Further information is available at www.OPSUMITREMS.com or 1-866-228-3546. Information on OPSUMIT certified pharmacies or wholesale distributors is available through Actelion Pathways at 1-866-228-3546.
5.3 Hepatotoxicity
Other ERAs have caused elevations of aminotransferases, hepatotoxicity, and liver failure. The incidence of elevated aminotransferases in the study of OPSUMIT in PAH is shown in Table 1.
Table 1 Incidence of Elevated Aminotransferases in the SERAPHIN Study
|
|
OPSUMIT 10 mg
(N=242) |
Placebo
(N=249) |
|
>3 × ULN |
3.4% |
4.5% |
|
>8 × ULN |
2.1% |
0.4% |
In the placebo-controlled study of OPSUMIT, discontinuations for hepatic adverse events were 3.3% in the OPSUMIT 10 mg group vs. 1.6% for placebo.
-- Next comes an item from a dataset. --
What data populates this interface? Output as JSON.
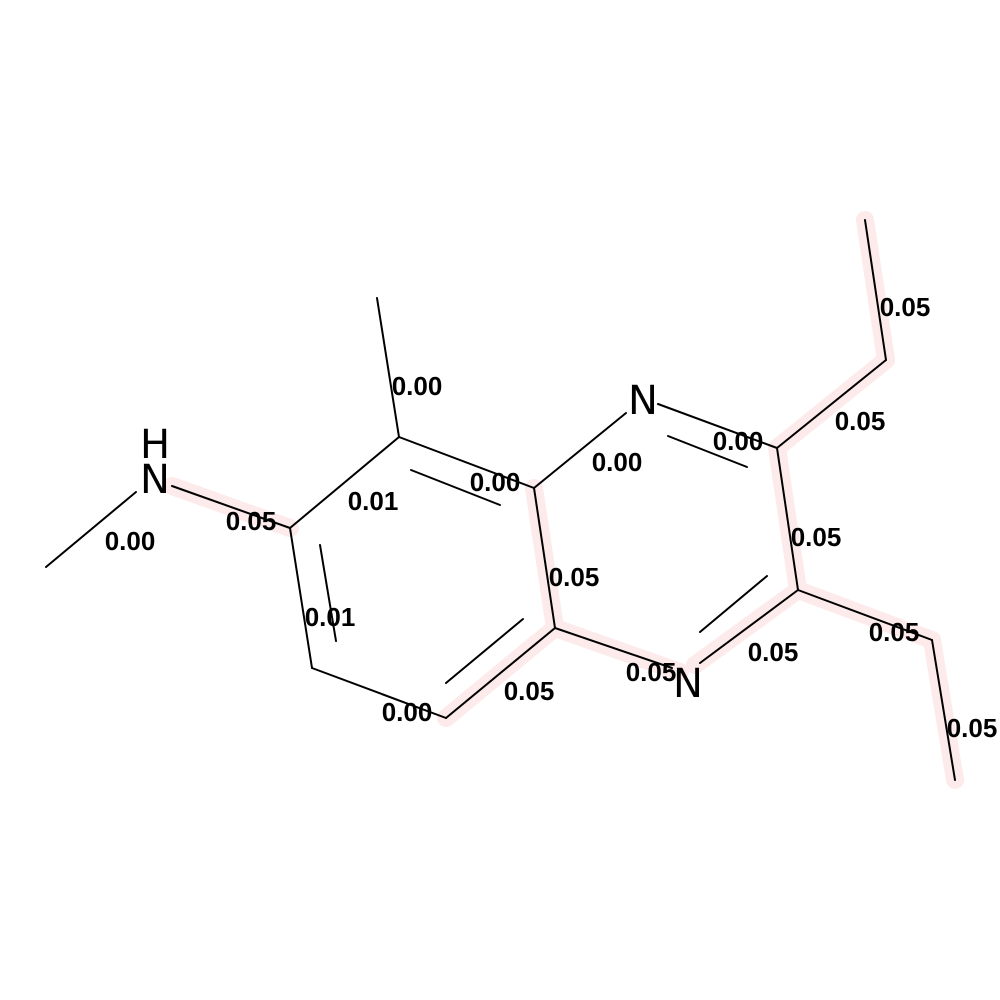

Obtain liver enzyme tests prior to initiation of OPSUMIT and repeat during treatment as clinically indicated.
Advise patients to report symptoms suggesting hepatic injury (nausea, vomiting, right upper quadrant pain, fatigue, anorexia, jaundice, dark urine, fever, or itching). If clinically relevant aminotransferase elevations occur, or if elevations are accompanied by an increase in bilirubin >2 × ULN, or by clinical symptoms of hepatotoxicity, discontinue OPSUMIT. Consider re-initiation of OPSUMIT when hepatic enzyme levels normalize in patients who have not experienced clinical symptoms of hepatotoxicity.
5.4 Hemoglobin Decrease
Decreases in hemoglobin concentration and hematocrit have occurred following administration of other ERAs and were observed in clinical studies with OPSUMIT. These decreases occurred early and stabilized thereafter. In the placebo-controlled study of OPSUMIT in PAH, OPSUMIT 10 mg caused a mean decrease in hemoglobin from baseline to up to 18 months of about 1.0 g/dL compared to no change in the placebo group. A decrease in hemoglobin to below 10.0 g/dL was reported in 8.7% of the OPSUMIT 10 mg group and in 3.4% of the placebo group. Decreases in hemoglobin seldom require transfusion. Initiation of OPSUMIT is not recommended in patients with severe anemia. Measure hemoglobin prior to initiation of treatment and repeat during treatment as clinically indicated [see Adverse Reactions (6.1)].